Protéger les contribuables allemands

La réalité, ce qu'en absence du troisième pilier, l'effort en cas de crise bancaire risque de porter sur les déposants, même modestes, des pays concernés, ainsi que sur les contribuables de ces pays. Les pays qui auront accès au marché devront s'endetter pour assurer la garantie européenne et ils devront, en retour, pratiquer un « ajustement budgétaire » qui pèsera sur l'activité et le bilan des banques « sauvées. » Ceux qui n'auront pas accès au marché n'auront pas d'autres choix que de faire payer les déposants théoriquement garantis ou de faire appel au MES. Si certaines propositions allemandes sont pertinentes, notamment celle concernant la faillite des Etats membres, le fait d'en faire des conditions aux négociations sur le troisième pilier semble surtout avoir comme justification la protection du contribuable allemand lui-même et le refus d'une « union des transferts. »

La logique allemande

La position allemande repose sur le sentiment que la zone euro n'est pas prête à cette union. Les « réformes » seraient insuffisantes et feraient peser trop de risques sur les contribuables des pays « vertueux » qui accepteraient une mutualisation. Or, le troisième pilier serait à la fois risqué et viendrait freiner les « ajustements. » L'absence de garantie européenne a prouvé en Grèce que l'on pouvait utiliser le risque bancaire comme moyen de pression sur des gouvernements et des peuples pour hâter ces « ajustements. » C'est donc une arme politique à laquelle Berlin, qui n'a cessé de jouer avec la menace du Grexit durant le premier semestre 2015, ne souhaite pas renoncer.
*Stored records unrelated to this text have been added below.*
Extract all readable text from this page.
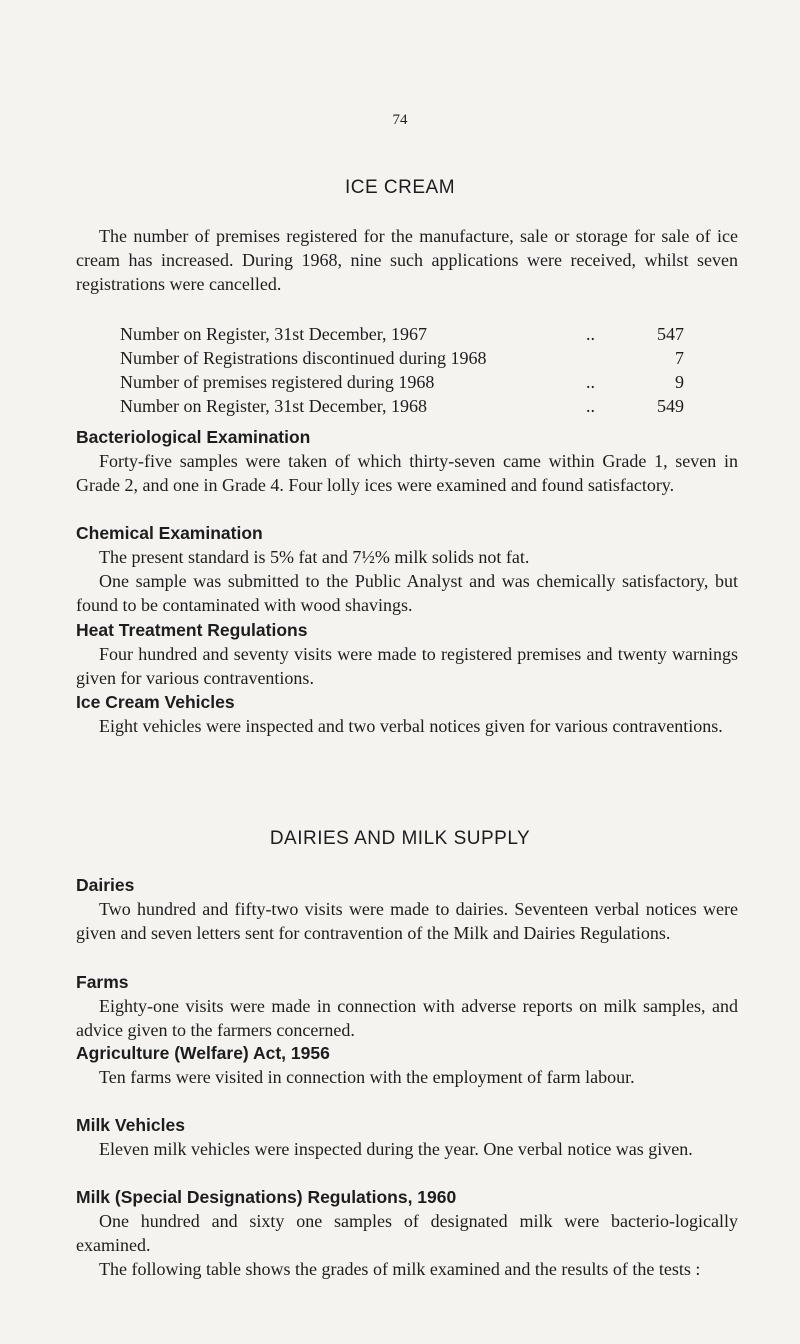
74
ICE CREAM

The number of premises registered for the manufacture, sale or storage for sale of ice cream has increased. During 1968, nine such applications were received, whilst seven registrations were cancelled.

Number on Register, 31st December, 1967	..	547
Number of Registrations discontinued during 1968		7
Number of premises registered during 1968	..	9
Number on Register, 31st December, 1968	..	549
Bacteriological Examination

Forty-five samples were taken of which thirty-seven came within Grade 1, seven in Grade 2, and one in Grade 4. Four lolly ices were examined and found satisfactory.

Chemical Examination

The present standard is 5% fat and 7½% milk solids not fat.

One sample was submitted to the Public Analyst and was chemically satisfactory, but found to be contaminated with wood shavings.

Heat Treatment Regulations

Four hundred and seventy visits were made to registered premises and twenty warnings given for various contraventions.

Ice Cream Vehicles

Eight vehicles were inspected and two verbal notices given for various contraventions.

DAIRIES AND MILK SUPPLY
Dairies

Two hundred and fifty-two visits were made to dairies. Seventeen verbal notices were given and seven letters sent for contravention of the Milk and Dairies Regulations.

Farms

Eighty-one visits were made in connection with adverse reports on milk samples, and advice given to the farmers concerned.

Agriculture (Welfare) Act, 1956

Ten farms were visited in connection with the employment of farm labour.

Milk Vehicles

Eleven milk vehicles were inspected during the year. One verbal notice was given.

Milk (Special Designations) Regulations, 1960

One hundred and sixty one samples of designated milk were bacterio-logically examined.

The following table shows the grades of milk examined and the results of the tests :
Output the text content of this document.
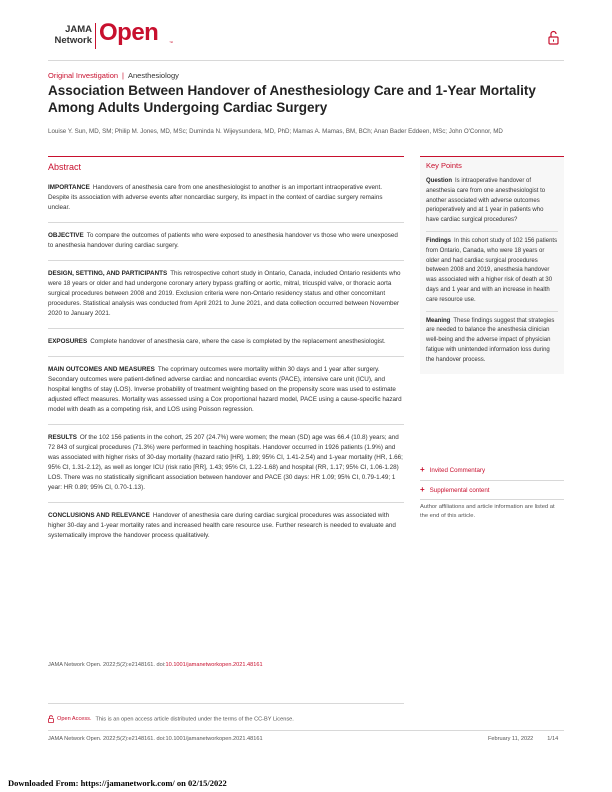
JAMA
Network Open	™
Original Investigation | Anesthesiology
Association Between Handover of Anesthesiology Care and 1-Year Mortality Among Adults Undergoing Cardiac Surgery
Louise Y. Sun, MD, SM; Philip M. Jones, MD, MSc; Duminda N. Wijeysundera, MD, PhD; Mamas A. Mamas, BM, BCh; Anan Bader Eddeen, MSc; John O'Connor, MD
Abstract
IMPORTANCE Handovers of anesthesia care from one anesthesiologist to another is an important intraoperative event. Despite its association with adverse events after noncardiac surgery, its impact in the context of cardiac surgery remains unclear.
OBJECTIVE To compare the outcomes of patients who were exposed to anesthesia handover vs those who were unexposed to anesthesia handover during cardiac surgery.
DESIGN, SETTING, AND PARTICIPANTS This retrospective cohort study in Ontario, Canada, included Ontario residents who were 18 years or older and had undergone coronary artery bypass grafting or aortic, mitral, tricuspid valve, or thoracic aorta surgical procedures between 2008 and 2019. Exclusion criteria were non-Ontario residency status and other concomitant procedures. Statistical analysis was conducted from April 2021 to June 2021, and data collection occurred between November 2020 to January 2021.
EXPOSURES Complete handover of anesthesia care, where the case is completed by the replacement anesthesiologist.
MAIN OUTCOMES AND MEASURES The coprimary outcomes were mortality within 30 days and 1 year after surgery. Secondary outcomes were patient-defined adverse cardiac and noncardiac events (PACE), intensive care unit (ICU), and hospital lengths of stay (LOS). Inverse probability of treatment weighting based on the propensity score was used to estimate adjusted effect measures. Mortality was assessed using a Cox proportional hazard model, PACE using a cause-specific hazard model with death as a competing risk, and LOS using Poisson regression.
RESULTS Of the 102 156 patients in the cohort, 25 207 (24.7%) were women; the mean (SD) age was 66.4 (10.8) years; and 72 843 of surgical procedures (71.3%) were performed in teaching hospitals. Handover occurred in 1926 patients (1.9%) and was associated with higher risks of 30-day mortality (hazard ratio [HR], 1.89; 95% CI, 1.41-2.54) and 1-year mortality (HR, 1.66; 95% CI, 1.31-2.12), as well as longer ICU (risk ratio [RR], 1.43; 95% CI, 1.22-1.68) and hospital (RR, 1.17; 95% CI, 1.06-1.28) LOS. There was no statistically significant association between handover and PACE (30 days: HR 1.09; 95% CI, 0.79-1.49; 1 year: HR 0.89; 95% CI, 0.70-1.13).
CONCLUSIONS AND RELEVANCE Handover of anesthesia care during cardiac surgical procedures was associated with higher 30-day and 1-year mortality rates and increased health care resource use. Further research is needed to evaluate and systematically improve the handover process qualitatively.
JAMA Network Open. 2022;5(2):e2148161. doi:10.1001/jamanetworkopen.2021.48161
Open Access. This is an open access article distributed under the terms of the CC-BY License.
Key Points
Question Is intraoperative handover of anesthesia care from one anesthesiologist to another associated with adverse outcomes perioperatively and at 1 year in patients who have cardiac surgical procedures?
Findings In this cohort study of 102 156 patients from Ontario, Canada, who were 18 years or older and had cardiac surgical procedures between 2008 and 2019, anesthesia handover was associated with a higher risk of death at 30 days and 1 year and with an increase in health care resource use.
Meaning These findings suggest that strategies are needed to balance the anesthesia clinician well-being and the adverse impact of physician fatigue with unintended information loss during the handover process.
+ Invited Commentary
+ Supplemental content
Author affiliations and article information are listed at the end of this article.
JAMA Network Open. 2022;5(2):e2148161. doi:10.1001/jamanetworkopen.2021.48161	February 11, 2022	1/14
Downloaded From: https://jamanetwork.com/ on 02/15/2022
Conséquences sur une réforme de la zone euro

Ce refus prouve donc qu'on est encore loin d'une intégration plus poussée de la zone euro. Berlin réclamera de nouvelles conditions drastiques sur la dette, les déficits et les réformes avant d'avancer plus avant dans cette intégration. Le message est notamment envoyé à Emmanuel Macron, le ministre français de l'Economie qui plaide pour un approfondissement de la zone euro avec plus de solidarité. Berlin risque d'exiger, avant cela, un ministre des Finances de la zone euro capable de resserrer davantage les risques budgétaires et une politique économique commune de « réformes structurelles » davantage contraignantes. L'union des transferts n'interviendra qu'une fois réduits au maximum les risques pour les contribuables allemands.